After the reported hijacking of Zuckerberg’s lesser-known social media accounts, yet another online service has fallen victim to LinkedIn’s leaked password dump — Github.
Github has become the latest platform to come under a ‘password reuse’ attack by hackers, who want to gain access to user accounts and data illicitly. The repository hosting website has confirmed in a blogpost saying that it is has detected some unauthorized login attempts to many user accounts.
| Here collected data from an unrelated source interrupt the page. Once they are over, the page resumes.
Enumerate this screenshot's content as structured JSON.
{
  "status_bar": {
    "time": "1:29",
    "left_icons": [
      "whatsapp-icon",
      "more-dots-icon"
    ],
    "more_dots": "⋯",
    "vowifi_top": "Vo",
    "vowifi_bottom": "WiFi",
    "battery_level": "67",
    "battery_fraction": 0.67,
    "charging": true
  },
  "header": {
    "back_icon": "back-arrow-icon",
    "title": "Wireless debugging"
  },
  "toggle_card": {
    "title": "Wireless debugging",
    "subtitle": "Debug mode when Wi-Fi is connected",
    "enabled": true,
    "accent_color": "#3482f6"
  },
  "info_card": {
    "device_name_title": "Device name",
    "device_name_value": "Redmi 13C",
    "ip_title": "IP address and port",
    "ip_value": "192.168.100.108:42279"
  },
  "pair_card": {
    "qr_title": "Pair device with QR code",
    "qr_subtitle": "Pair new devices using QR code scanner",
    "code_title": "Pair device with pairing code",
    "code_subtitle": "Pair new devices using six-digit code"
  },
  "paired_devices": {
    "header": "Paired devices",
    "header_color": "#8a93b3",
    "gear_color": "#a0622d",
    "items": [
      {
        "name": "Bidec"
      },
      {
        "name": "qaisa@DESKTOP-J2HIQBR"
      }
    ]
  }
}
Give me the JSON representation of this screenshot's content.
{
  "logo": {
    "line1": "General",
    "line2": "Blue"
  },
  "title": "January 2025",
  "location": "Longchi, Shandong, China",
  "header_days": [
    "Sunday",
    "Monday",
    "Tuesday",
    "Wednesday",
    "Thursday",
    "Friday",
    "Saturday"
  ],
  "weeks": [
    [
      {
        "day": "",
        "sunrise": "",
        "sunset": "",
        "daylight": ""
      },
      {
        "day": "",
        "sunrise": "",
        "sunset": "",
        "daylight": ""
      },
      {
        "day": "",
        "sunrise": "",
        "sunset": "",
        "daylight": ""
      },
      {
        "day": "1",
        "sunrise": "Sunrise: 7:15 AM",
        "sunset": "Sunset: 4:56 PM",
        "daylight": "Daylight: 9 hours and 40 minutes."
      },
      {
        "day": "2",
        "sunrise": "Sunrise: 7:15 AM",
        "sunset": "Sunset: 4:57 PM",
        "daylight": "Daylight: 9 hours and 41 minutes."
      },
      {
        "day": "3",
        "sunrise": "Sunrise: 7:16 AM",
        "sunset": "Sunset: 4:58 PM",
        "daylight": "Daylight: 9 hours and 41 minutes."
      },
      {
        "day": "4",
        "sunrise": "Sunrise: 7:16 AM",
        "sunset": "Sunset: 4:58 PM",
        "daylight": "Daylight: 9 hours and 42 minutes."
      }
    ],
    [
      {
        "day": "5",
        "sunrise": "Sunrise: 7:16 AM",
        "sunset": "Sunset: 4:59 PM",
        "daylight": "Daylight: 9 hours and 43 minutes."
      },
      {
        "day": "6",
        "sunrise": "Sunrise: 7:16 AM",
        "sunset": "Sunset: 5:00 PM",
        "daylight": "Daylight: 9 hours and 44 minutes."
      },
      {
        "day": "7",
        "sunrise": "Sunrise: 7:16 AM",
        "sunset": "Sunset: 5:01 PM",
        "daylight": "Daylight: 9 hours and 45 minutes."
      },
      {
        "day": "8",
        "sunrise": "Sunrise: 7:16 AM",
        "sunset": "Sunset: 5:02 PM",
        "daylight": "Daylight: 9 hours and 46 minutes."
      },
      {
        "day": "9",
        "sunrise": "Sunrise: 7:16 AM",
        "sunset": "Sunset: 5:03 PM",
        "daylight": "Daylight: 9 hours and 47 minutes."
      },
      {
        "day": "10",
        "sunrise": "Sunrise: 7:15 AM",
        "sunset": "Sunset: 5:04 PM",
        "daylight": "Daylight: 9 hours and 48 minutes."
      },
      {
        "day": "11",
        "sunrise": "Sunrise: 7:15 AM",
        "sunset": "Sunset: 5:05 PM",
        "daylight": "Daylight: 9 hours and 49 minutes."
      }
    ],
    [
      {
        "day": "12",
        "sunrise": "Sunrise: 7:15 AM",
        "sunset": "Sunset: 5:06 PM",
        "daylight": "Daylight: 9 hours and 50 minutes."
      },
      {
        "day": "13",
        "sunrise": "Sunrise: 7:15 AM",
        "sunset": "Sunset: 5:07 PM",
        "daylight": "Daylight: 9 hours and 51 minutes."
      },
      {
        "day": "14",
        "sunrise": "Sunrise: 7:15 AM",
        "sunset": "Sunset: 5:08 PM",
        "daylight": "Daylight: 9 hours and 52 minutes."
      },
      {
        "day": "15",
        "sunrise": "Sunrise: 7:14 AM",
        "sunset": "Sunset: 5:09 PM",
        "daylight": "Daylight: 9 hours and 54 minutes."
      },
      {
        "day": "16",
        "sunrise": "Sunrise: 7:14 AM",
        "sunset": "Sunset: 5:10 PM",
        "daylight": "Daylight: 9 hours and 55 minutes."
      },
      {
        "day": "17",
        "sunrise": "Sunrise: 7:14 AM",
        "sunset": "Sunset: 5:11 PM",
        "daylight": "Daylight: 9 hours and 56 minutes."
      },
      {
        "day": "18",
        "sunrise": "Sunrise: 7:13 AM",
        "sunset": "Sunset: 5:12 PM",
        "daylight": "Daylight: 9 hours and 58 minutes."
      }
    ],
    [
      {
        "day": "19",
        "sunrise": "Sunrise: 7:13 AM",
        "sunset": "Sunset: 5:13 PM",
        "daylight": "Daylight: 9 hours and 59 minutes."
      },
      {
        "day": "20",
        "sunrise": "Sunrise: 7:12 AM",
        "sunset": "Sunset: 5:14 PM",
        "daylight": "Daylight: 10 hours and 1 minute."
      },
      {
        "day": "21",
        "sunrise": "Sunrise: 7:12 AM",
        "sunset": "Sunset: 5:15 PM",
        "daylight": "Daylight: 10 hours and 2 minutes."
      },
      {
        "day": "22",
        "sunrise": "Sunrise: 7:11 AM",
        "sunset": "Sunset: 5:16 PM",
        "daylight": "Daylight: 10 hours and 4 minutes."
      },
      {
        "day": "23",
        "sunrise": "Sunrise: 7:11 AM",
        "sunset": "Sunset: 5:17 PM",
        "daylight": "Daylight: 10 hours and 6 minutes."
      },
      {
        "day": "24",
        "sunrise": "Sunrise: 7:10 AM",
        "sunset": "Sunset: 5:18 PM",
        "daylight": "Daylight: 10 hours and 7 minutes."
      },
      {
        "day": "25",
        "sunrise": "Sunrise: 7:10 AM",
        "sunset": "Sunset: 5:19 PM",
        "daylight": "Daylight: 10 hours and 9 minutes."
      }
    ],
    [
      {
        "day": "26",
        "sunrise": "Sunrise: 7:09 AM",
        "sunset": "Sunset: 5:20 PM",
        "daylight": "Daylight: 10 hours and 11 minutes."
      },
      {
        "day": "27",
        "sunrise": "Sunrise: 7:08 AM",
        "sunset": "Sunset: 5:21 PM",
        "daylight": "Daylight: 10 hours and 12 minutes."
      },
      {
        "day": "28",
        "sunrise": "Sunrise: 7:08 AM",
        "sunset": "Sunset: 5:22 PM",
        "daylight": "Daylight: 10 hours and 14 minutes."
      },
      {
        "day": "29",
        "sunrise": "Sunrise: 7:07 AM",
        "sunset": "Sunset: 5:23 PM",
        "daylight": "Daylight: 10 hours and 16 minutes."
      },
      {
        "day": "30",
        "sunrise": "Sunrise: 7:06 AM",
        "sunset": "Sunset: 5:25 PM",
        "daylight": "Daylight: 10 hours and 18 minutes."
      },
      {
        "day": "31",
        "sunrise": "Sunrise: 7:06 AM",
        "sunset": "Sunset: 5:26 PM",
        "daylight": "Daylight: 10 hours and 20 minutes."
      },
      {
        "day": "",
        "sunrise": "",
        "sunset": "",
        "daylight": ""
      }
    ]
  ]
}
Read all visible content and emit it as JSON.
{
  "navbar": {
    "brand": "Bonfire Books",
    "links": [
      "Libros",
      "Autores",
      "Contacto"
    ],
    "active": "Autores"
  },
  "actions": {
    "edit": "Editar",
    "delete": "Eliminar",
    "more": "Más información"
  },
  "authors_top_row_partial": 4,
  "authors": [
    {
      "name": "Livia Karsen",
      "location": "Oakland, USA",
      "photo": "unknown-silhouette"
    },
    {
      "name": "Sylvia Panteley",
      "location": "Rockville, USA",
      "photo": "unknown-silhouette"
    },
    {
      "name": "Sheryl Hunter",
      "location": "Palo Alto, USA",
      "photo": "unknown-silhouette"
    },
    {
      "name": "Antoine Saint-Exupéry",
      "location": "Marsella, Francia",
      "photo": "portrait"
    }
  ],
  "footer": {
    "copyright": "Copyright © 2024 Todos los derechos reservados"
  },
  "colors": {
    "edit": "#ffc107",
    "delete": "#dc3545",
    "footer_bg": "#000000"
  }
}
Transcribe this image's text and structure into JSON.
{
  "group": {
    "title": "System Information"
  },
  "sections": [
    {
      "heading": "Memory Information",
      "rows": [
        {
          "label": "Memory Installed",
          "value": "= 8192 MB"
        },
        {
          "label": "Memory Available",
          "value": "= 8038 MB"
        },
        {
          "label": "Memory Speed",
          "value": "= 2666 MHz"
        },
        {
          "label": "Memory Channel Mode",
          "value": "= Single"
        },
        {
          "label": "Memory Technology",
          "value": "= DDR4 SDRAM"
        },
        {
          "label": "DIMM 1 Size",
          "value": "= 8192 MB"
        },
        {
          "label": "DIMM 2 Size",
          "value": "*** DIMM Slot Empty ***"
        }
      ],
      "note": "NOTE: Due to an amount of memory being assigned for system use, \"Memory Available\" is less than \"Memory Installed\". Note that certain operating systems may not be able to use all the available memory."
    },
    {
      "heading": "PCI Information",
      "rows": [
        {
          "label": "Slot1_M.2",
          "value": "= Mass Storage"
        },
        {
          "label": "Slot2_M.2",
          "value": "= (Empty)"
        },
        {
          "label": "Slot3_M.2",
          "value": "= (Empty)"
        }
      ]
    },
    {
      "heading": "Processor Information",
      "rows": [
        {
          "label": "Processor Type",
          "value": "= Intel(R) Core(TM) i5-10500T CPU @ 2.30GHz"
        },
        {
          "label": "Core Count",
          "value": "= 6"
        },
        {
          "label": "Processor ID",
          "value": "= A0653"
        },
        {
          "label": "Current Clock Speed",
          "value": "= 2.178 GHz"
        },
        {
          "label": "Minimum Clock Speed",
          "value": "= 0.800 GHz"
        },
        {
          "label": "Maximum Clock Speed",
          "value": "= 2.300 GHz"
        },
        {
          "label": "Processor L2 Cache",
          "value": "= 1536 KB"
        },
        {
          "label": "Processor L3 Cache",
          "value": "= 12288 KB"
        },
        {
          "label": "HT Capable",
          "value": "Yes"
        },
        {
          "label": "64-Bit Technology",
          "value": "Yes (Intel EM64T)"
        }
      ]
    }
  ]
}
Shawn Davenport, staff member at Github said in the blogpost that,
This appears to be the result of an attacker using lists of email addresses and passwords from other online services that have been compromised in the past, and trying them on GitHub accounts. We immediately began investigating, and found that the attacker had been able to log in to a number of GitHub accounts.
Github further emphasizes the fact their own data or servers haven’t been attacked or compromised. The company adds that once it detected some unusual activity, the team immediately began investigating the situation at hand. And well, as feared — it was a cyber attack and some accounts were compromised in the process.
It also adds that for some accounts, other personal information including listings of accessible repositories and organizations may also have been exposed.
While the company hasn’t mentioned LinkedIn by name, but isn’t it surprising to see some many attacks since the cache of the password database last month. But, we can never be too sure, the attacker could have obtained the login credentials from MySpace or Tumblr data leak.
The Next Step
So to curb the data breach, Github is taking steps quite similar to other online services like Netflix or Facebook. It’s just that they are a little late to the party and have already been attacked.
The company has already reset passwords on the affected accounts and is in the process of sending notifications to each user individually.
This breach makes Github the fifth big and important online service to be attacked in the past couple months(following Twitter). The company has now urged users to follow healthy password practices and use two factor authentication to better protect their data.
The hijack of a couple of online services is proving to be fatal for other digital businesses. Earlier this month, Twitter also reported that a malware attack had resulted in user data being hijacked and dumped on the dark web.
While some companies have already felt the wrath of hijackers on their platform, some companies like Facebook and Netflix are checking the leaked data against their own database. You ask why? To remove the possibility of an attack on the users of their services, which is a much needed effort in light of recent events.
With cyber security under the microscope, Gartner has also shed light on it in their report. It states that if all security technologies are not at par with the current tech, then about 60% of the digital businesses will fail by 2020.